Qu’observe-t-on? 45% des élèves issus du décile le plus « pauvre » se retrouvent dans l’enseignement professionnel, et seulement 10% sont toujours dans l’enseignement général ( à 15 ans!). Pour le décile le plus « riche », 85%, au même âge, sont toujours dans l’enseignement général, et seuls 2% sont dans l’enseignement professionnel! Plus grave, 20 % des enfants de 15 ans issus des familles les plus pauvres sont répertoriés comme « autres » ( autrement dit, soit ils ont déjà quitté l’école, soit ils suivent une forme d’enseignement en alternance, soit on ne sait pas où il sont…). 0% des enfants du dernier décile sont dans ce cas! On ne peut donc nier que l’enseignement de la Communauté française et ses filières agissent comme vecteurs de la ségrégation sociale et renforcent les inégalités.

L’enseignant et son rapport à l’intolérable

L’ « enseignant », concept phénoménologique, apparaissant dans les études sociologiques, économiques, dans les programmes et autres documents administratifs, n’existe pas. Il est multiple, multivoque et multiforme. Sortant de l’université, spécialiste « es matière » ayant réussi l’agrégation, ou diplômé d’une école supérieure pédagogique, il entre en classe armé de tout son savoir, de ses connaissances didactiques, de ses expériences effectuées dans telle ou telle école où il a été encadré et guidé comme stagiaire, et, surtout, fort de sa propre expérience personnelle, fruit de ses deux premières décennies vécues en milieu scolaire.
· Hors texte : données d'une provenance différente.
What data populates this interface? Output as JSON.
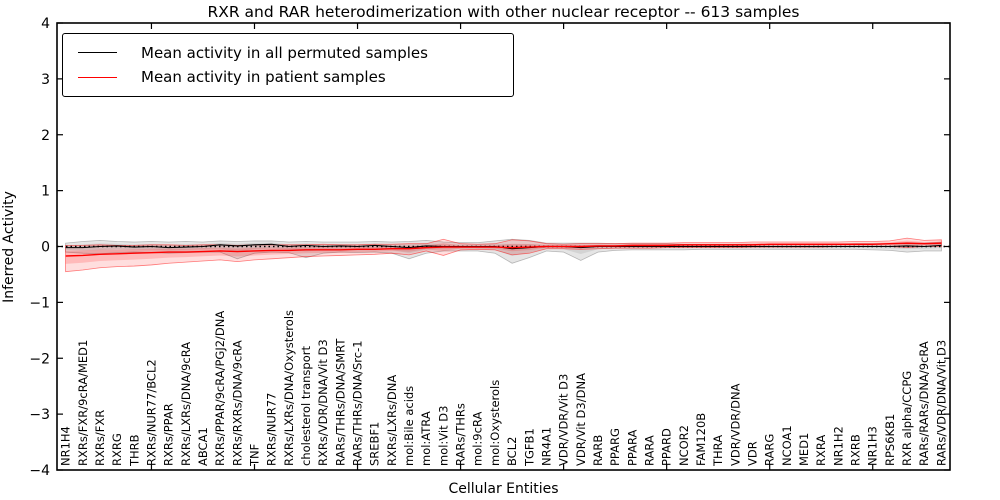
{
  "figure": {
    "title": "RXR and RAR heterodimerization with other nuclear receptor -- 613 samples",
    "xlabel": "Cellular Entities",
    "ylabel": "Inferred Activity"
  },
  "legend": {
    "items": [
      {
        "label": "Mean activity in all permuted samples",
        "color": "#000000"
      },
      {
        "label": "Mean activity in patient samples",
        "color": "#ff0000"
      }
    ]
  },
  "chart_data": {
    "type": "line",
    "title": "RXR and RAR heterodimerization with other nuclear receptor -- 613 samples",
    "xlabel": "Cellular Entities",
    "ylabel": "Inferred Activity",
    "ylim": [
      -4,
      4
    ],
    "yticks": [
      4,
      3,
      2,
      1,
      0,
      -1,
      -2,
      -3,
      -4
    ],
    "ytick_labels": [
      "4",
      "3",
      "2",
      "1",
      "0",
      "−1",
      "−2",
      "−3",
      "−4"
    ],
    "xtick_indices": [
      5,
      11,
      17,
      23,
      29,
      35,
      41,
      47
    ],
    "grid": false,
    "legend_position": "upper left",
    "zero_line": true,
    "categories": [
      "NR1H4",
      "RXRs/FXR/9cRA/MED1",
      "RXRs/FXR",
      "RXRG",
      "THRB",
      "RXRs/NUR77/BCL2",
      "RXRs/PPAR",
      "RXRs/LXRs/DNA/9cRA",
      "ABCA1",
      "RXRs/PPAR/9cRA/PGJ2/DNA",
      "RXRs/RXRs/DNA/9cRA",
      "TNF",
      "RXRs/NUR77",
      "RXRs/LXRs/DNA/Oxysterols",
      "cholesterol transport",
      "RXRs/VDR/DNA/Vit D3",
      "RARs/THRs/DNA/SMRT",
      "RARs/THRs/DNA/Src-1",
      "SREBF1",
      "RXRs/LXRs/DNA",
      "mol:Bile acids",
      "mol:ATRA",
      "mol:Vit D3",
      "RARs/THRs",
      "mol:9cRA",
      "mol:Oxysterols",
      "BCL2",
      "TGFB1",
      "NR4A1",
      "VDR/VDR/Vit D3",
      "VDR/Vit D3/DNA",
      "RARB",
      "PPARG",
      "PPARA",
      "RARA",
      "PPARD",
      "NCOR2",
      "FAM120B",
      "THRA",
      "VDR/VDR/DNA",
      "VDR",
      "RARG",
      "NCOA1",
      "MED1",
      "RXRA",
      "NR1H2",
      "RXRB",
      "NR1H3",
      "RPS6KB1",
      "RXR alpha/CCPG",
      "RARs/RARs/DNA/9cRA",
      "RARs/VDR/DNA/Vit D3"
    ],
    "series": [
      {
        "name": "Mean activity in all permuted samples",
        "color": "#000000",
        "band_outer": "rgba(0,0,0,0.10)",
        "band_inner": "rgba(0,0,0,0.08)",
        "band_edge": "rgba(0,0,0,0.25)",
        "mean": [
          -0.02,
          -0.02,
          0,
          0.01,
          -0.01,
          0,
          -0.02,
          -0.01,
          0,
          0.03,
          0.01,
          0.03,
          0.04,
          0,
          0.02,
          0,
          0.01,
          0,
          0.02,
          0,
          -0.02,
          0.01,
          0,
          0,
          0,
          0,
          -0.04,
          -0.02,
          0,
          0,
          -0.02,
          0,
          0,
          0,
          0,
          0,
          0,
          0,
          0,
          0,
          0,
          0,
          0,
          0,
          0,
          0,
          0,
          0,
          0,
          0.01,
          0,
          0.02
        ],
        "lo": [
          -0.1,
          -0.12,
          -0.13,
          -0.11,
          -0.1,
          -0.11,
          -0.12,
          -0.11,
          -0.1,
          -0.1,
          -0.22,
          -0.12,
          -0.1,
          -0.11,
          -0.2,
          -0.12,
          -0.1,
          -0.11,
          -0.1,
          -0.12,
          -0.22,
          -0.12,
          -0.08,
          -0.08,
          -0.08,
          -0.12,
          -0.3,
          -0.2,
          -0.08,
          -0.1,
          -0.25,
          -0.1,
          -0.07,
          -0.06,
          -0.06,
          -0.06,
          -0.06,
          -0.05,
          -0.05,
          -0.05,
          -0.05,
          -0.05,
          -0.05,
          -0.05,
          -0.05,
          -0.05,
          -0.05,
          -0.06,
          -0.07,
          -0.1,
          -0.08,
          -0.08
        ],
        "hi": [
          0.06,
          0.09,
          0.11,
          0.09,
          0.08,
          0.09,
          0.08,
          0.09,
          0.08,
          0.1,
          0.09,
          0.1,
          0.1,
          0.08,
          0.09,
          0.08,
          0.08,
          0.08,
          0.09,
          0.08,
          0.09,
          0.11,
          0.08,
          0.07,
          0.07,
          0.1,
          0.13,
          0.11,
          0.06,
          0.06,
          0.06,
          0.06,
          0.05,
          0.05,
          0.05,
          0.05,
          0.04,
          0.04,
          0.04,
          0.04,
          0.04,
          0.04,
          0.04,
          0.04,
          0.04,
          0.04,
          0.05,
          0.05,
          0.05,
          0.07,
          0.06,
          0.08
        ]
      },
      {
        "name": "Mean activity in patient samples",
        "color": "#ff0000",
        "band_outer": "rgba(255,0,0,0.13)",
        "band_inner": "rgba(255,0,0,0.16)",
        "band_edge": "rgba(255,0,0,0.5)",
        "mean": [
          -0.17,
          -0.16,
          -0.14,
          -0.13,
          -0.12,
          -0.11,
          -0.1,
          -0.1,
          -0.09,
          -0.08,
          -0.09,
          -0.08,
          -0.07,
          -0.07,
          -0.06,
          -0.06,
          -0.06,
          -0.05,
          -0.05,
          -0.04,
          -0.04,
          -0.02,
          -0.01,
          -0.01,
          -0.01,
          -0.01,
          -0.02,
          -0.01,
          0,
          0,
          0,
          0.01,
          0.01,
          0.02,
          0.02,
          0.02,
          0.03,
          0.03,
          0.03,
          0.03,
          0.03,
          0.04,
          0.04,
          0.04,
          0.04,
          0.04,
          0.04,
          0.04,
          0.05,
          0.06,
          0.05,
          0.06
        ],
        "lo": [
          -0.45,
          -0.42,
          -0.38,
          -0.36,
          -0.35,
          -0.33,
          -0.3,
          -0.28,
          -0.26,
          -0.24,
          -0.27,
          -0.24,
          -0.22,
          -0.2,
          -0.18,
          -0.17,
          -0.16,
          -0.15,
          -0.14,
          -0.12,
          -0.15,
          -0.08,
          -0.16,
          -0.06,
          -0.05,
          -0.06,
          -0.15,
          -0.12,
          -0.04,
          -0.04,
          -0.05,
          -0.04,
          -0.03,
          -0.03,
          -0.03,
          -0.02,
          -0.02,
          -0.02,
          -0.02,
          -0.02,
          -0.01,
          -0.01,
          -0.01,
          -0.01,
          -0.01,
          0,
          0,
          0,
          0,
          -0.02,
          0,
          0
        ],
        "hi": [
          0.02,
          0.02,
          0.03,
          0.02,
          0.02,
          0.03,
          0.03,
          0.02,
          0.03,
          0.03,
          0.02,
          0.03,
          0.03,
          0.03,
          0.03,
          0.04,
          0.03,
          0.03,
          0.04,
          0.04,
          0.05,
          0.05,
          0.13,
          0.05,
          0.04,
          0.05,
          0.12,
          0.1,
          0.05,
          0.04,
          0.05,
          0.05,
          0.05,
          0.06,
          0.06,
          0.06,
          0.07,
          0.07,
          0.07,
          0.07,
          0.08,
          0.08,
          0.08,
          0.08,
          0.08,
          0.08,
          0.09,
          0.09,
          0.1,
          0.15,
          0.11,
          0.12
        ]
      }
    ]
  }
}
Son bagage et son appréhension de l’école résulteront avant tout de son parcours éducatif et de son vécu sociologique, proches d’un égotisme terreau de ce qu’on appelle en sociologie l’ interactionisme symbolique ( théorie sociologique qui soutient que les humains réagissent dans leur milieu et conduisent leurs actes en fonction du sens interprétatif que les faits et les choses ont pour eux, ce sens étant issu des interactions personnelles avec autrui et le réel, donc directement lié à son propre terrain social).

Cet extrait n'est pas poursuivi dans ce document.